Apple-Infused Caramel Corn


FOR THE CARAMEL (these are estimates--feel free to tinker around):
4 tablespoons unsalted butter
1/2 cup brown sugar
1/2 teaspoon salt
1 teaspoon cinnamon
1/2 teaspoon vanilla extract
2 ripe Braeburn apples, sliced
3 teaspoons light oil (canola or vegetable)
cup popping corn kernels


Melt butter in heavy saucepan over medium-low heat, then add both sugars. Stir constantly until the sugar begins to dissolve, then lower the heat. Stir occasionally until the mixture is completely liquid and starts to turn a light brown. Add the salt, cinnamon, and vanilla and stir to combine. Place the apple slices in the caramel mixture, cooking until soft. Remove the apples and eat them while you prepare the popcorn.

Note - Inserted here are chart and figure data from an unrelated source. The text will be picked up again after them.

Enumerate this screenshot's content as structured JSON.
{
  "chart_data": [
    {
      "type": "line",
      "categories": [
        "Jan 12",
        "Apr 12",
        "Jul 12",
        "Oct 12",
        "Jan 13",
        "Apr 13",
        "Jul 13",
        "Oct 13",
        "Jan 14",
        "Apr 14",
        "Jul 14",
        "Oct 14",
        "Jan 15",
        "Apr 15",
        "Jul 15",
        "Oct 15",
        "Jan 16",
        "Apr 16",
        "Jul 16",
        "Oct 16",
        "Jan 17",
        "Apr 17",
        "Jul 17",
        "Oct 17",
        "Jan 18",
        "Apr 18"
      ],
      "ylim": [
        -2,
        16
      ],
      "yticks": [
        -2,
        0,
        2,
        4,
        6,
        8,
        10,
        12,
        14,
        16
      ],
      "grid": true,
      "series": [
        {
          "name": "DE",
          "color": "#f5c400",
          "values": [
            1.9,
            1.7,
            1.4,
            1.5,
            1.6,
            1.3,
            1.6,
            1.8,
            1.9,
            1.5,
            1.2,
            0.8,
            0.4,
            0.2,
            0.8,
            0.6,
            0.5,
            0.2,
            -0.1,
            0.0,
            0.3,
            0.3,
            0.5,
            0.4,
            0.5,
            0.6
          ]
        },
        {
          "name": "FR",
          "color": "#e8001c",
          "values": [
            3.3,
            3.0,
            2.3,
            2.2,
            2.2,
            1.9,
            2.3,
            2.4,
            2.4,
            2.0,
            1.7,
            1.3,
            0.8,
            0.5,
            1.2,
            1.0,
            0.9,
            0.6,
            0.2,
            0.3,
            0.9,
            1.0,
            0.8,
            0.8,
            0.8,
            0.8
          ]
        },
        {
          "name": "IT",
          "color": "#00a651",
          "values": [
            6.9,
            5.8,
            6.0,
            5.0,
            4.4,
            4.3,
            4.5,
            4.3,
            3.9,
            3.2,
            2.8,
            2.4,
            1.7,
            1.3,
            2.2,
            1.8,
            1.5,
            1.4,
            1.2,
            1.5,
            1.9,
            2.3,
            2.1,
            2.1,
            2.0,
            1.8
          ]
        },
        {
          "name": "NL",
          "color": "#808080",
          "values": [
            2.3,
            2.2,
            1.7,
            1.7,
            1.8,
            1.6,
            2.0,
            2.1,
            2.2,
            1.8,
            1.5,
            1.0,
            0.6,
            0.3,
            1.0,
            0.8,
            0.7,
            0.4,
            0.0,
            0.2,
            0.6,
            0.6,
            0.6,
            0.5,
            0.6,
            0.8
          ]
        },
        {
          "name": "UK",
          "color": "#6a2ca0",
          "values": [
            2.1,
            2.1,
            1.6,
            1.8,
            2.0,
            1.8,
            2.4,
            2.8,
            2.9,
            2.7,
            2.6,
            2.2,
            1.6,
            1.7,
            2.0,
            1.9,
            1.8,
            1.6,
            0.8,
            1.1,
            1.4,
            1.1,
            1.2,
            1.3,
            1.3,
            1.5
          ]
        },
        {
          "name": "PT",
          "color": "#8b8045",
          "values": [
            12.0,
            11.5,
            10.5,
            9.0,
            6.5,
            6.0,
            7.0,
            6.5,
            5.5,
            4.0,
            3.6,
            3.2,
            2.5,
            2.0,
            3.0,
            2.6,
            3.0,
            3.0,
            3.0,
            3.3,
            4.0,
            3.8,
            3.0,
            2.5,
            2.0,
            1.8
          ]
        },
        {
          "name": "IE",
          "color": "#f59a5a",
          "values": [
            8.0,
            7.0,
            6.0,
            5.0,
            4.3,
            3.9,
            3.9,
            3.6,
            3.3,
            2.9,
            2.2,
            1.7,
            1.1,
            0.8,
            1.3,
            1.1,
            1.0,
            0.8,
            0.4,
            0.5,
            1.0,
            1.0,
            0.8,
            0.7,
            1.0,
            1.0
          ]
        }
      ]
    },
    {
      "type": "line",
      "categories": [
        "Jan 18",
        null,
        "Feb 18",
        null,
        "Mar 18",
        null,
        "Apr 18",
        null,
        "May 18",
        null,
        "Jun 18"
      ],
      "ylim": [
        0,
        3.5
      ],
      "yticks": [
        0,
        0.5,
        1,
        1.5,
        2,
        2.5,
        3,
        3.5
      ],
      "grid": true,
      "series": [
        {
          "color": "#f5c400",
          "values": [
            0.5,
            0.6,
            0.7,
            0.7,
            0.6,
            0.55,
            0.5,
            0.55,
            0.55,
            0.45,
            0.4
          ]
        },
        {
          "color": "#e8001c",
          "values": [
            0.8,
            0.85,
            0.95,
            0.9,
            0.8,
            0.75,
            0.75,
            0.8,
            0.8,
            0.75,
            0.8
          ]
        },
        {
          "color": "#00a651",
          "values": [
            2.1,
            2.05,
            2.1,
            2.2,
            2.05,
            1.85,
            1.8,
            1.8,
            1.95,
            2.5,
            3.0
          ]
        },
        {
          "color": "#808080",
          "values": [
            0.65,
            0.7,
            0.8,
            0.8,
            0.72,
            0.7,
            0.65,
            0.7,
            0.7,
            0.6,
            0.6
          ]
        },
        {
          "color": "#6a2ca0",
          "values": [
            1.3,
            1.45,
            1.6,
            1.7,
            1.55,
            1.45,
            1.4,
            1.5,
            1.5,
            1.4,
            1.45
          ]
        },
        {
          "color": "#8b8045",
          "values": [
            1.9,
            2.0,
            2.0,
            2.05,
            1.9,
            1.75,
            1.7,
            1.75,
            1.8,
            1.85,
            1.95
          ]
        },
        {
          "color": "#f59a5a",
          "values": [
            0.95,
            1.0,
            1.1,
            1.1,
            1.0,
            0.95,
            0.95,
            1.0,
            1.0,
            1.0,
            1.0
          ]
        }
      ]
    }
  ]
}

In a large pot with a lid, heat the oil over medium-high heat. Test the temperature by throwing in one kernel--if it pops, the oil is hot enough for the rest of the kernels. Add the kernels and shake once to coat with oil, then cover the pot with the lid. Once the popping has slowed, turn off the heat and set the pot aside.
Pour the reserved caramel into the pot with the popcorn, cover with a lid, and shake to coat. Enjoy!